Policymakers remain firm on measures to control consumer price inflation, which has become a proxy metric for social unrest, and real estate prices. Premier Wen Jiabao reiterated this week that the government “won’t waver on real estate controls.” The government has also enforced this directive by utilizing more subtle methods. The municipal governments of Wuhu, Anhui Province and Foshun, Guangdong Province, presumably less keen to see a battered real estate market than the central government, proposed measures recently to ease property curbs. Both policies, however, were unexpectedly cancelled just a few days later. Although no official announcement came from the central government in relation to each case, it can be inferred that a higher power intervened. We believe that the real question is not whether the government will win the battle against real estate inflation – that contest looks to be already settled. We believe the bigger concern we have is whether there will be unintended consequences to these government initiatives. Judging from past records, the Chinese policy makers seem neither adept at tuning the real estate market nor the Chinese stock market.

However, two notable events suggest that the government is open to selective easing measures. Both were done in a targeted manner that is aligned with the policymakers’ aim of avoiding the reigniting of another speculative property bubble. First, the PBOC injected of 183 billion yuan (28.97b USD) into banks before the Lunar Chinese New Year. Second, Chinese banks have been ordered to roll over loans to provincial and municipal governments. Totaled at around 10.7t RMB (1.7t USD), these loans will be adjusted based on their utility and usefulness. We believe that highways loans might be extended, while “city squares” and other real estate loans might not.

Drawing conclusions in early 2012 will be difficult, as the Chinese New Year seasonality will always cause distortion. The close proximity between the Western and Chinese New Year holiday breaks will further exacerbate discrepancies this year. For example, January trade data was skewed severely, and suggests either an extremely sharp slowdown in Chinese exports or far more dramatic seasonality than would normally be expected. We believe that it was partly influenced by the developments in Europe, but mostly by seasonality effects.

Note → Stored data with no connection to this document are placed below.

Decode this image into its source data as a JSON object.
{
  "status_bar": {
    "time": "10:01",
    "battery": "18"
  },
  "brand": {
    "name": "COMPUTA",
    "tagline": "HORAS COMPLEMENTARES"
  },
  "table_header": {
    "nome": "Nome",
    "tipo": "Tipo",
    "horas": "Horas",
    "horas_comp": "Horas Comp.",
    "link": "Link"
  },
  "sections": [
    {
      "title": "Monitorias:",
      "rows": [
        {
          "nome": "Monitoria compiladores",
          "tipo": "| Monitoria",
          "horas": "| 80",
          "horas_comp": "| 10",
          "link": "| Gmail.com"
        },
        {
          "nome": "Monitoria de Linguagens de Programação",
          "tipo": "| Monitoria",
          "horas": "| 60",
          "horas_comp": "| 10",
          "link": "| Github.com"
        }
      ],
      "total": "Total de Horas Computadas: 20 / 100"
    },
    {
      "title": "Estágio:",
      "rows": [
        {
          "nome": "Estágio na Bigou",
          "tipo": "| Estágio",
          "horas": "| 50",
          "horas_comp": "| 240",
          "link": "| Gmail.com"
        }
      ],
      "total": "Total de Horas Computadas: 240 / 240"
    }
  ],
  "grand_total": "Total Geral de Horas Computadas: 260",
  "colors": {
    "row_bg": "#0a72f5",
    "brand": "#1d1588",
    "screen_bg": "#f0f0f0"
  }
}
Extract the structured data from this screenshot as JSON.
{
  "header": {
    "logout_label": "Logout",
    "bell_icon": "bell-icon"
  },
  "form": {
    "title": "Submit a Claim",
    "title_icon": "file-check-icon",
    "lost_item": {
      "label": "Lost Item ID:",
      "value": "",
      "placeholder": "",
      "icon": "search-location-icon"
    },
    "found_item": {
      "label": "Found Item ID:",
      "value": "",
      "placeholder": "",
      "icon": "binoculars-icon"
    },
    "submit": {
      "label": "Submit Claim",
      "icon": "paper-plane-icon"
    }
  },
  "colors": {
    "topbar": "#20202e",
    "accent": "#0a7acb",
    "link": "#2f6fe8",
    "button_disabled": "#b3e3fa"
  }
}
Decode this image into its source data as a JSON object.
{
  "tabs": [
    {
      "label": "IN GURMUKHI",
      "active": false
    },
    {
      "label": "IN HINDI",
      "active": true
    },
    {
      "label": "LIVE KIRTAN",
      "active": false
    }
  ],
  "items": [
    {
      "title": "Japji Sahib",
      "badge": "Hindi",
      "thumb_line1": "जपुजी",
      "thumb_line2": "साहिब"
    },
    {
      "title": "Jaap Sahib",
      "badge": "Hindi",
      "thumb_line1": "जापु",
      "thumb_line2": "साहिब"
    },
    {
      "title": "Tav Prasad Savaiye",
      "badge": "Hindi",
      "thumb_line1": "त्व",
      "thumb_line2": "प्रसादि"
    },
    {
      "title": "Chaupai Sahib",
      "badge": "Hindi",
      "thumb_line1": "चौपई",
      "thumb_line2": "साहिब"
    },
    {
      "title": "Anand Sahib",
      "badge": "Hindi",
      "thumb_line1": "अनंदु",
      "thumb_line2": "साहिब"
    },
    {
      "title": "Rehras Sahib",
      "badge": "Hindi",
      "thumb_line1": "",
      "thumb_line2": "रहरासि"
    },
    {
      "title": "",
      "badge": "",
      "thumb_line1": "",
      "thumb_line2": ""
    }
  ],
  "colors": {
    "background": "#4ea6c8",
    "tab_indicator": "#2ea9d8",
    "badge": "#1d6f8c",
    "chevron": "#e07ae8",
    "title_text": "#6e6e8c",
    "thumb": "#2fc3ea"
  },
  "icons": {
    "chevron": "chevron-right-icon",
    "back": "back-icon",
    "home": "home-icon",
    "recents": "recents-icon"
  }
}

On an aside, China appears to be addressing long-standing concerns about the quality of the economic data it reports. This week, Ma Jiantang, Commissioner of the National Bureau of Statistics, announced that China will begin using a unified system to collect industrial, retail sales and investment data to improve the accuracy of key economic indicators. The move was in response to long-standing concerns by the Bureau that interference and falsification of data collection at the local level was harming the credibility of the nation and its agencies. Increasing transparency is one of the long-term “tailwinds” that we have highlighted.